Submitted to: Agricultural Engineering International Conference
Publication Type: Proceedings
Publication Acceptance Date: 5/30/2003
Publication Date: 7/27/2003
Citation: Lu, R. 2003. Imaging spectroscopy for assessing internal quality of apple fruit. Agricultural Engineering International Conference Proceedings. Interpretive Summary: Currently, the fruit industry lacks adequate nondestructive sensing technologies to assess, grade, and sort fruit for internal quality such as firmness, sugar, and acid. Lack of a good method to evaluate quality is a major constraint for the industry to deliver better quality and more consistent fruit to the consumer. Consumer dissatisfaction with quality is a major cause for the staggering consumption of fresh fruit in the U.S. We developed a novel sensing method of imaging spectroscopy to predict internal quality of apple fruit, especially firmness and sweetness. Imaging spectroscopy is a technique that combines the features of imaging and spectroscopy to acquire both spectral and spatial information from an object, thus greatly expanding our capability of detecting some minor or subtle features in the object. The proposed technique was able to predict apple fruit firmness with the correlation coefficient of 0.83 and 0.71 and the prediction error of 7.3 N and 6.1 N for Golden Delicious and Red Delicious apples, respectively. Good predictions of apple sweetness were obtained with the correlation coefficient of 0.88 and 0.81 and the prediction error of 0.80 and 0.81 for Golden Delicious and Red Delicious apples, respectively. This research will lead to the development of a new sensing technology for assessing and sorting apples and other fresh fruits for texture and flavor. The technology will help the U.S. fruit industry gain competitive advantages and improve profitability.

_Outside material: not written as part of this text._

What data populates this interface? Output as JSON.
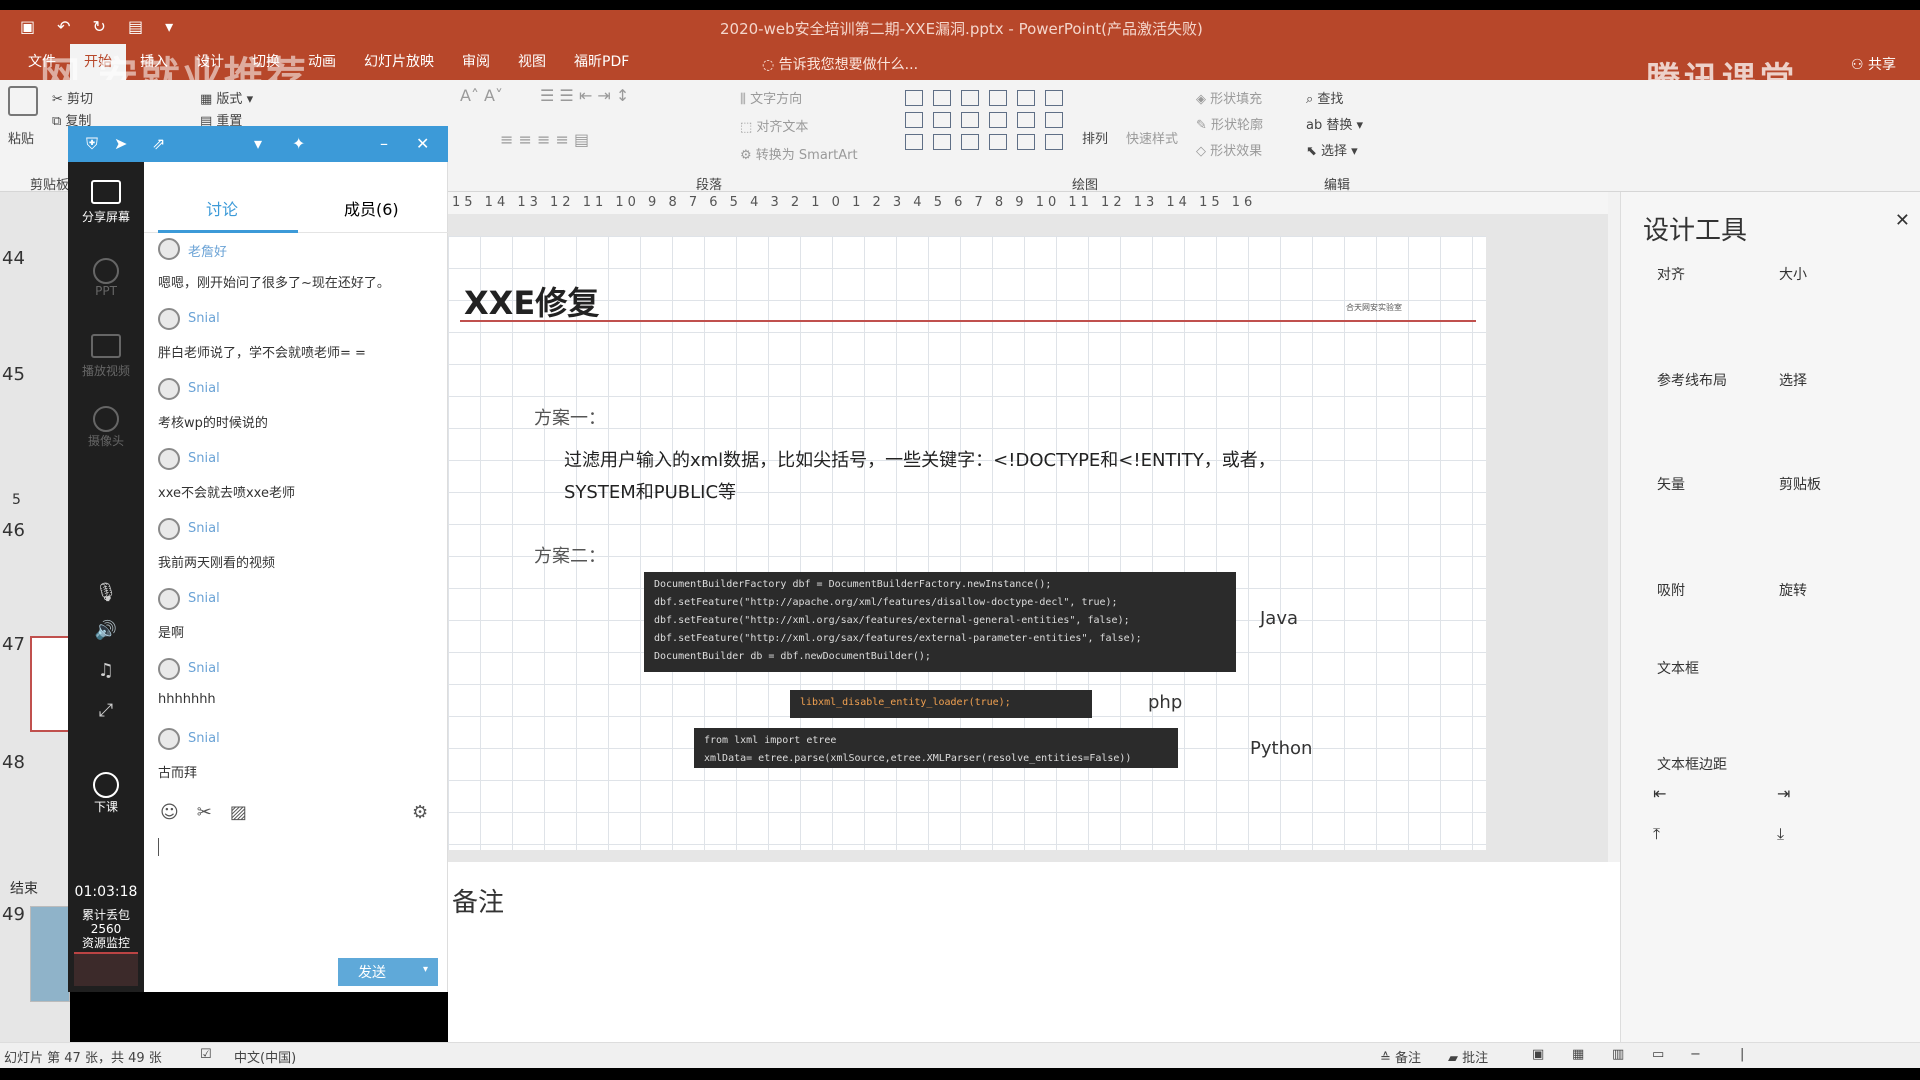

Technical Abstract: Nondestructive sensing of internal quality would allow the fruit industry to deliver better quality, more consistent fruit to the consumer. The objective of this research was to study the feasibility of using an imaging spectroscopy technique to predict the firmness and soluble solid content (SSC) of apple fruit. An imaging spectroscopy system was assembled to acquire scattering images from apple fruit over the spectral region between 500 nm and 1000 nm. Computer algorithms were developed using the neural network method to relate the mean and standard deviation spectra to the firmness and SSC of apple fruit. Preliminary analysis showed that the imaging spectroscopy system was able to predict fruit firmness with r=0.83 and the standard error of prediction (SEP) of 7.3 N for Golden Delicious, and r=0.71 and SEP=6.1 N for Red Delicious. Better SSC predictions were obtained with r = 0.88 and 0.80, and the SEP of 0.72 and 0.81 for Golden Delicious and Red Delicious apples, respectively.